Running into numerous stability issues on 2.2.x (suggestions?)

We have continued running into issues while attempting to keeping a database running 24/7. Without any improvements, we’ve started looking into what it would take to migrate to another database, but OrientDB would be my first pick if I could just get a stable database. (Here’s my previous post for background: Guide for running a distributed production database?)

The question is does anyone have any recommendations on what to use or not use? Are there known issues with the rest api, distributed mode, docker, or document size? Or does someone at least have a success story to confirm that we’re doing something abnormal that’s causing problems?
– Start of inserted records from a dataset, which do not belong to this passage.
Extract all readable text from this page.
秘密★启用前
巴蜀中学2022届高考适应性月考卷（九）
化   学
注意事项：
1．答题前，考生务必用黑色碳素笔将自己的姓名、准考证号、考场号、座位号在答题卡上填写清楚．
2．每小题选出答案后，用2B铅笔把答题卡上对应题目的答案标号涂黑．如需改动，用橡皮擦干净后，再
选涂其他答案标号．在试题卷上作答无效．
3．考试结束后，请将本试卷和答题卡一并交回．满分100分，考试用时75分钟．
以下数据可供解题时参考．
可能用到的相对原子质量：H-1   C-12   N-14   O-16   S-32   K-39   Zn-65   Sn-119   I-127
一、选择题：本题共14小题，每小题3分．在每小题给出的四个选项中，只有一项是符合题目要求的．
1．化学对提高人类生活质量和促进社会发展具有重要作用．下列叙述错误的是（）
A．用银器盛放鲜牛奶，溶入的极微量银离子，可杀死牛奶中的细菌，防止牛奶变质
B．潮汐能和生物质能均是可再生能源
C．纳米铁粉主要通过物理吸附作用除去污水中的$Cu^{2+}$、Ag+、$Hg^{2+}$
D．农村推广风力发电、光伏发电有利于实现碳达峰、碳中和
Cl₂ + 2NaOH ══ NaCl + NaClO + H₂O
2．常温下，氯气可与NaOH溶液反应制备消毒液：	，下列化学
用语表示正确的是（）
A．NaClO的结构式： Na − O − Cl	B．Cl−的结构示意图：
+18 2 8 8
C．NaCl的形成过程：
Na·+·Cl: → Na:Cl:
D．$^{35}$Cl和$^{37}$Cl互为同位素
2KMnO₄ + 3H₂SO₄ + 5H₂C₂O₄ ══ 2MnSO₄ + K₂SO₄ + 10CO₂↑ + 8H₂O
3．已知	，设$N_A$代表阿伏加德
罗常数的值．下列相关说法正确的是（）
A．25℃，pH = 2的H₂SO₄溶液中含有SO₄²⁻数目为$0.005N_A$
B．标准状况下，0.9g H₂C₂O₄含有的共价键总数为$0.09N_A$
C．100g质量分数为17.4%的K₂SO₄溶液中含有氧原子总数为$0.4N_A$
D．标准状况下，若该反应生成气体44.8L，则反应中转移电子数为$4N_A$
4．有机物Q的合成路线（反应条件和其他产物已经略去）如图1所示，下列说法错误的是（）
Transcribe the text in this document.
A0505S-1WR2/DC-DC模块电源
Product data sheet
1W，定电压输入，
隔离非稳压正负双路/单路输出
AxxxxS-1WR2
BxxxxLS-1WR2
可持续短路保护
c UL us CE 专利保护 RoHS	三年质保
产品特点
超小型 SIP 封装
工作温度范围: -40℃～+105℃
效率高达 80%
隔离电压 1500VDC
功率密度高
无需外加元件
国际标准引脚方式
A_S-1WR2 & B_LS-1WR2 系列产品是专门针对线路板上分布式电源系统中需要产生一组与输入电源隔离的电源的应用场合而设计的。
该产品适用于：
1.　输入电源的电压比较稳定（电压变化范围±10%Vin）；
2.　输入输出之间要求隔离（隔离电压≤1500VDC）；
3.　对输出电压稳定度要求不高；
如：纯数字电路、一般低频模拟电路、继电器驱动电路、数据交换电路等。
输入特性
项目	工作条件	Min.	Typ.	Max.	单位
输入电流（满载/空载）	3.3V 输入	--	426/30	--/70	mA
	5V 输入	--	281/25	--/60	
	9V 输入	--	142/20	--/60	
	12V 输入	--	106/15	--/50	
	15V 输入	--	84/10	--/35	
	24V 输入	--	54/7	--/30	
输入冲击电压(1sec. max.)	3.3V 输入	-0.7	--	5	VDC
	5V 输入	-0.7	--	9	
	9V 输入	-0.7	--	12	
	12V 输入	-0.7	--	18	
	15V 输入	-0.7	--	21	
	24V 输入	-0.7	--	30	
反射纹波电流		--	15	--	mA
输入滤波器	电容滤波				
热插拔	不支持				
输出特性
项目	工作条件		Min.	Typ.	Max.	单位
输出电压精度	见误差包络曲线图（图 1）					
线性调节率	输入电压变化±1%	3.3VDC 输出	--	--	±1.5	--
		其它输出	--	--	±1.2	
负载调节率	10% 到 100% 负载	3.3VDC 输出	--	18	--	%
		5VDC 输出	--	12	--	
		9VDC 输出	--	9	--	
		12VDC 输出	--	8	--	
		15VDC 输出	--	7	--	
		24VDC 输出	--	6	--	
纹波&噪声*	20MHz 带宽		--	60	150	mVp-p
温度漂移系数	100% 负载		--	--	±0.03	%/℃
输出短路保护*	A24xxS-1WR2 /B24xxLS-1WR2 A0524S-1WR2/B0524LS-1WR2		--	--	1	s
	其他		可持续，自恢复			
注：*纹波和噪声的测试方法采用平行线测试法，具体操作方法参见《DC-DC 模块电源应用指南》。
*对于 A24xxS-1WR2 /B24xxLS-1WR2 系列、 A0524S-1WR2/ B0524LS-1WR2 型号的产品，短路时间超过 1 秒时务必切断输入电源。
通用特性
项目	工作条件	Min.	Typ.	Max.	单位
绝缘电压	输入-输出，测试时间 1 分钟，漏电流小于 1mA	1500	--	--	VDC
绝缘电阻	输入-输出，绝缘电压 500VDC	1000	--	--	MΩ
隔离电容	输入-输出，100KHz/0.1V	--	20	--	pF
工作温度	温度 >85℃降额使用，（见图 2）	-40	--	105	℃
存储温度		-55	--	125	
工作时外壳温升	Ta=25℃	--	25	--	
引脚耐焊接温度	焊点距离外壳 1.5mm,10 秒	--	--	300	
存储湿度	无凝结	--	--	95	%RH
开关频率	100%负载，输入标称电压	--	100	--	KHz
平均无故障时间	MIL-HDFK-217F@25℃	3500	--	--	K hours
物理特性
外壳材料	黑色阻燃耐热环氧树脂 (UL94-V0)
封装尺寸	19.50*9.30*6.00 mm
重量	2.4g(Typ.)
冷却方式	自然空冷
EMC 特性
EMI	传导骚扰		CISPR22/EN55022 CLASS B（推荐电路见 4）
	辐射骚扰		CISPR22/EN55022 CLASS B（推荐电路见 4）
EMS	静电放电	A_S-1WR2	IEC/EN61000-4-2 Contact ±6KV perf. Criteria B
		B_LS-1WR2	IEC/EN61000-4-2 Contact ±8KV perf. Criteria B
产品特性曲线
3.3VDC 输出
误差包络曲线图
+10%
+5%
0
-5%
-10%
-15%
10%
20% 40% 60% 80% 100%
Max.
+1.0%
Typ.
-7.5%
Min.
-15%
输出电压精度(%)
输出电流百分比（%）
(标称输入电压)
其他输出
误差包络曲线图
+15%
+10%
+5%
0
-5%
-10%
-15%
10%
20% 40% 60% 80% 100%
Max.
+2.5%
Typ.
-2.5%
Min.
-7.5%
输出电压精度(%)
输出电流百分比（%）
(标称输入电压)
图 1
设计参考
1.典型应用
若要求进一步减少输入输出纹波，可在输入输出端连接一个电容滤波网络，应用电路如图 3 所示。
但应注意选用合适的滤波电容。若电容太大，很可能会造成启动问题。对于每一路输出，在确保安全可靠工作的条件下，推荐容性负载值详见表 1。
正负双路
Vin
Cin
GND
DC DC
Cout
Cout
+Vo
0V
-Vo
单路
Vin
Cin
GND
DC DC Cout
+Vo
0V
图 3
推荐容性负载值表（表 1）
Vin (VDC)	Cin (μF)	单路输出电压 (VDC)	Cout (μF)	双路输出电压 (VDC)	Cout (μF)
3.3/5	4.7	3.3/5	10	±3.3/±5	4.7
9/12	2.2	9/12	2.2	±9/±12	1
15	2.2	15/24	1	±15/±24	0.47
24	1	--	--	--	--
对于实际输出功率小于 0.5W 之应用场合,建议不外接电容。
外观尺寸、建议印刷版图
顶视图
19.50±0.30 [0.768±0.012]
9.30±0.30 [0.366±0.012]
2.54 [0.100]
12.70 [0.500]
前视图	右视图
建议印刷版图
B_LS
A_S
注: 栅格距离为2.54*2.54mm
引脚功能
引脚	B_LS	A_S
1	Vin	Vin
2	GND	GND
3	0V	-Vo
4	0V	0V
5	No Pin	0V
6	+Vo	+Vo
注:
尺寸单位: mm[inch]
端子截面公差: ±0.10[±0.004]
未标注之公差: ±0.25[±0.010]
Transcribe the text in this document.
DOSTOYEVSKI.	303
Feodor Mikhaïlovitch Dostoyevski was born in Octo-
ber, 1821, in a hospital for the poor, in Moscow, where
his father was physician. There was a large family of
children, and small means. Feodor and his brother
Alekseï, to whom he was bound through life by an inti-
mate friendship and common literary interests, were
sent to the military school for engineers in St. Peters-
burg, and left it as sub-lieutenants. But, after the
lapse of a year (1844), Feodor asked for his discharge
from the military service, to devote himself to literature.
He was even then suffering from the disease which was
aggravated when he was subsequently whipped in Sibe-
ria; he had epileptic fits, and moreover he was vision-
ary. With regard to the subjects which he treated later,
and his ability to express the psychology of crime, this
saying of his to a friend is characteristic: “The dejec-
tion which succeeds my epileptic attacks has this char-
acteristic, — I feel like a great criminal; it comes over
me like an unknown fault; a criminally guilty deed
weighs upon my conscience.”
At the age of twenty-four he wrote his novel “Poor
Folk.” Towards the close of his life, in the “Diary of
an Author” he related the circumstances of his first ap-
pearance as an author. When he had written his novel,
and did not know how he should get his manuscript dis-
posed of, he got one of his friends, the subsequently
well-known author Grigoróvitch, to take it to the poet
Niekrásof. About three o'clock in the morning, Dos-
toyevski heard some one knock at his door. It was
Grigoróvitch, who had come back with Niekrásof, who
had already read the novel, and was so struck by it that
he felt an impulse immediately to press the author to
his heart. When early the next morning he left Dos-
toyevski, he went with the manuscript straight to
current downtime details...

Our database was just down because a create edge with a new class caused errors when propagating to other nodes. Previously it worked to shut down all nodes, and run the schema change over plocal, but this time it started hanging on Connecting to database [plocal:/.... So instead, I started just that single node, but had to reindex the entire database to start up, which took over 50 minutes.

I also noticed that in the logs there are reindexing errors because of duplicate ids on unique indexes. That shouldn’t happen considering we run all inserts on a single node using upserts.

I’m currently writing this while the 2nd node is joining with these writing chunk #468 offset=1316974592 size=2.14MB [OHazelcastPlugin] messages in the logs. I’ll probably be waiting another half hour before all 3 nodes are up. I just need this to stop happening.